Старший брат с женой долго обсуждали, приглашать тетушку на банкет или нет. Обратились к отцу, который, поразмыслив, сказал:

– Да пусть ее, она теперь… Все равно она и в деревне-то не живет… Потом еще поговорим…

При ее появлении всем стало неловко. Все сразу встали, обомлев от неожиданности.

– Что же это, всю жизнь прожила на чужбине, а вернулась в родной дом, так и сесть некуда? – съязвила тетушка.

Все тут же откликнулись, стали наперебой уступать место, возникла суматоха.

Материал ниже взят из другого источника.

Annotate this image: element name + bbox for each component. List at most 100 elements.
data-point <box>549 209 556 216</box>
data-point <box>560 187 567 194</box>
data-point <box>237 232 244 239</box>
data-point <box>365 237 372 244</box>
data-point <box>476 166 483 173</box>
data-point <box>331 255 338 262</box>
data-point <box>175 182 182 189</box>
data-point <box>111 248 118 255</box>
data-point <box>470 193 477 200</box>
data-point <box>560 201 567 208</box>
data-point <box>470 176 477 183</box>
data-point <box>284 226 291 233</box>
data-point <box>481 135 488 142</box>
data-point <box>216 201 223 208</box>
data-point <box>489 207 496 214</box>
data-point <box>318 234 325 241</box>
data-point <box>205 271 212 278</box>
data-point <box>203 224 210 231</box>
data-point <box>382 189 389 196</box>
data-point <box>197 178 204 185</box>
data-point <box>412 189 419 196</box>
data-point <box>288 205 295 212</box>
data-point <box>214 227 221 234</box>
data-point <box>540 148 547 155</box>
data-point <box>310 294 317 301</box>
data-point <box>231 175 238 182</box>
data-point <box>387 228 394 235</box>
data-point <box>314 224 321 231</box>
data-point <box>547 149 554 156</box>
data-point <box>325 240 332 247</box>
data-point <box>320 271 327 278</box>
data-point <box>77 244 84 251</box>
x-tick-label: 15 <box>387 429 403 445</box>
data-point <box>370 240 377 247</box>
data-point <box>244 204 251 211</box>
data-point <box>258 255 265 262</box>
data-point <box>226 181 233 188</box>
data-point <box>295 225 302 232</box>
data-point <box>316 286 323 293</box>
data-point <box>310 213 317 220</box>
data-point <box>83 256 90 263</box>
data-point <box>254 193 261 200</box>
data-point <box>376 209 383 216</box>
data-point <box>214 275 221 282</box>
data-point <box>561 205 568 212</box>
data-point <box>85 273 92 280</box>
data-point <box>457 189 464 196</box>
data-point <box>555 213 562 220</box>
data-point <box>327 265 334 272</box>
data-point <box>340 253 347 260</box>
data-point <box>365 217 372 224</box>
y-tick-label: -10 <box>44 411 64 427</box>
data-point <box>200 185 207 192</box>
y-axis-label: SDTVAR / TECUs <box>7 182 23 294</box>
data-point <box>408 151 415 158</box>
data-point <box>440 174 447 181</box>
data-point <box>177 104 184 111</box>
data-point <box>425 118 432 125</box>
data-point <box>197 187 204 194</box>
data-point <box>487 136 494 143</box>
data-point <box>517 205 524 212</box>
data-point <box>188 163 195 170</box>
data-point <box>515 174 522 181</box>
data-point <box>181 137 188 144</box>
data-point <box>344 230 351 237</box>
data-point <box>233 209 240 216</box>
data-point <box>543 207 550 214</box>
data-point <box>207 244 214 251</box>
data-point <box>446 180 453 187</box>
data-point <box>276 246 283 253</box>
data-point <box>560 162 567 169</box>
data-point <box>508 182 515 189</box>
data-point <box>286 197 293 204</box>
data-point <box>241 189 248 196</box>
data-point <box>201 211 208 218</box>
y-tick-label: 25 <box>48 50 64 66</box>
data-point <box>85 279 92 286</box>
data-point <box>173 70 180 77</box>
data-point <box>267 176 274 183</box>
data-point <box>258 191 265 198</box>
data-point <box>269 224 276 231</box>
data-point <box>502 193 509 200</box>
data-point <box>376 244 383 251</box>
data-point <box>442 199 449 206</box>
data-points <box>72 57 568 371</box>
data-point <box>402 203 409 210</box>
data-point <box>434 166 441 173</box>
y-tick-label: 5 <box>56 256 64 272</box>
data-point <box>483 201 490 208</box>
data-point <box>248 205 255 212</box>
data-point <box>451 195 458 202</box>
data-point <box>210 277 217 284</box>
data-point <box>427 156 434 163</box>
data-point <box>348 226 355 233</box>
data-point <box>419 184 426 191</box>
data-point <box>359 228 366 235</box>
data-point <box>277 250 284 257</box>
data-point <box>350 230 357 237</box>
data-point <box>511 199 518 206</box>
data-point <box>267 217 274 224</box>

– Первая, кого мы собирались пригласить, были вы, почтенная, – торопливо объяснялись старший брат с женой. – Вы у нас в семье Вань главная, первое кресло всегда за вами.

Тетушка с треском плюхнулась на место рядом с отцом и обратилась к старшему брату по имени:

– Дакоу, твой батюшка жив-здоров, моя очередь занимать первое кресло еще не пришла. Даже после его смерти до меня очередь не дойдет! Выданная замуж дочка – что пролитая вода, верно ведь, старший брат?

– Ты у нас дочка не простая, ты в нашем роду персона с особыми отличиями. Из этого младшего поколения, – отец указал на всех присутствовавших, – есть ли кто, кого ты не приняла?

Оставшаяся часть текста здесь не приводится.